Who led the digital transformation of your company? A) CEO, B) CTO, or C) COVID-19?

Back in 2017, Booking.com decided to completely change the way their homepage looked. Instead of showing countless options, they tested new layouts that restricted options and moved buttons and options around to see what converted best and what feedback was like from customers. This series of tests hasn’t stopped, it has actually increased significantly.

Today, “Booking.com quadrillions (millions of billions) of landing-page permutations are live, meaning two customers in the same location are unlikely to see the same version”. The company has grown with incredible popularity since then not because they were trying to catch up to competition, but because they were trying to get even further ahead.

 In other words, they chose to experiment, innovate, and try new things.

Domino’s Pizza, on the other hand, was faced with some critical feedback that could have cost the company their business if they didn’t act. In 2008, customers shared that their pizza tasted like ‘cardboard’, “worst excuse for pizza [they’d] ever had,” was “totally devoid of flavor,” and even that “the sauce [tasted] like ketchup”. Ouch. At this time, Domino’s was nearly $1B in debt and had to make a change. And they did. They brought chefs in to redesign the crust, sauce, cheeses, and how they all were put together. And while it worked, if they didn’t make this innovation, it couldn’t have spelled big trouble for the pizza giant.

Domino’s didn’t choose to innovate, they were essentially forced to.

 In the past weeks, we’ve seen a nation-wide test in remote working, we’ve seen a hint of what Universal Basic Income might look like, and an exercise in moving our offline business online as fast as possible. This innovation has been fast, it hasn’t been perfect, but it has been the best we could do with what we’ve got. Like Domino’s in the late 2000s, we’ve been forced to innovate.

But what if it didn’t take unprecedented times to practice the innovative spirit that Booking.com does? What if we could build a culture of experimentation because we could, not because we feel like we had to?
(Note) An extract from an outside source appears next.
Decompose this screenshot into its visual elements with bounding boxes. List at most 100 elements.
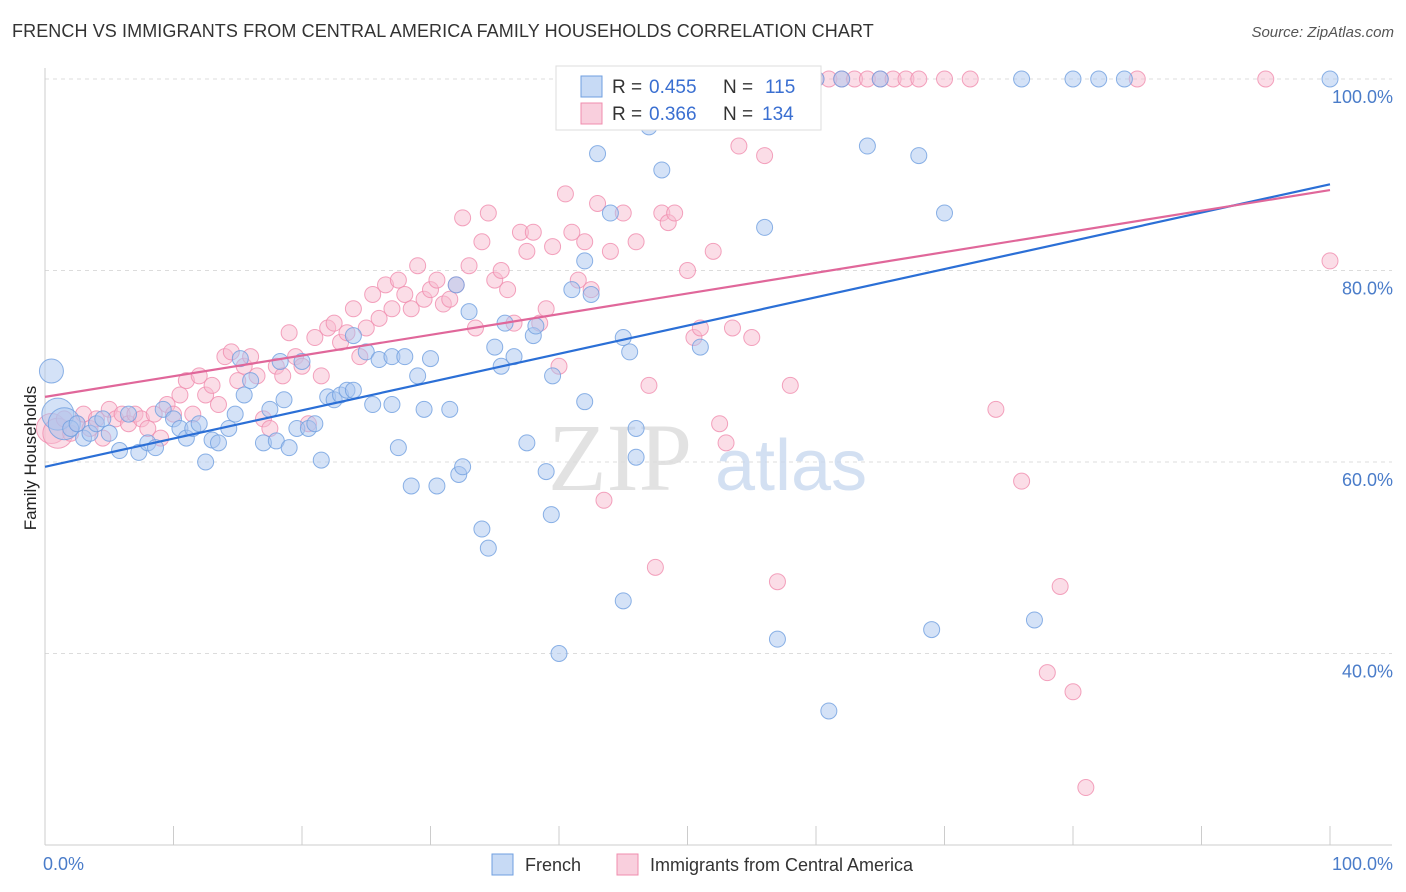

I’m a firm believer that the future of work is either something we default to and roll with, or it is something we create. In other words, if we fail to proactively experiment and innovate then there will be a day we’re forced to change, rather than choose to. And so, it is our responsibility to not just catch up to competition and the times, but to get ahead position our teams to be more creative.

  •  If we’re looking to choose to innovate, consider asking these questions:
  • What can we be doing now to get further ahead?
  • What might our business look like in 10 years?
  • How must the company or people we most admire approach some of our biggest opportunities?

Where are there gaps in our processes, products, and services? 

If we’re trying to catch up and are forced to innovate, we might be asking:

  •  How can we do this like our competition?
  • How might we keep up with company X?
  • What are other best practices around this problem/opportunity?

 Choosing to innovate means there are no rule books, best practices, or guidelines; it requires a culture of experimentation and willingness to fail forward. There must be time and budget set aside to try new things, make mistakes, and garner new feedback.

Forced innovation is quite the opposite. Instead of enabling time to think, process, and analyze, we frantically try to keep up, catch-up, and rush decisions to try and be the same, not better or different. And if this pandemic has taught me anything, it is those that choose to innovate rather than think they’re forced to are the ones that are coming out of this ahead and stronger than ever.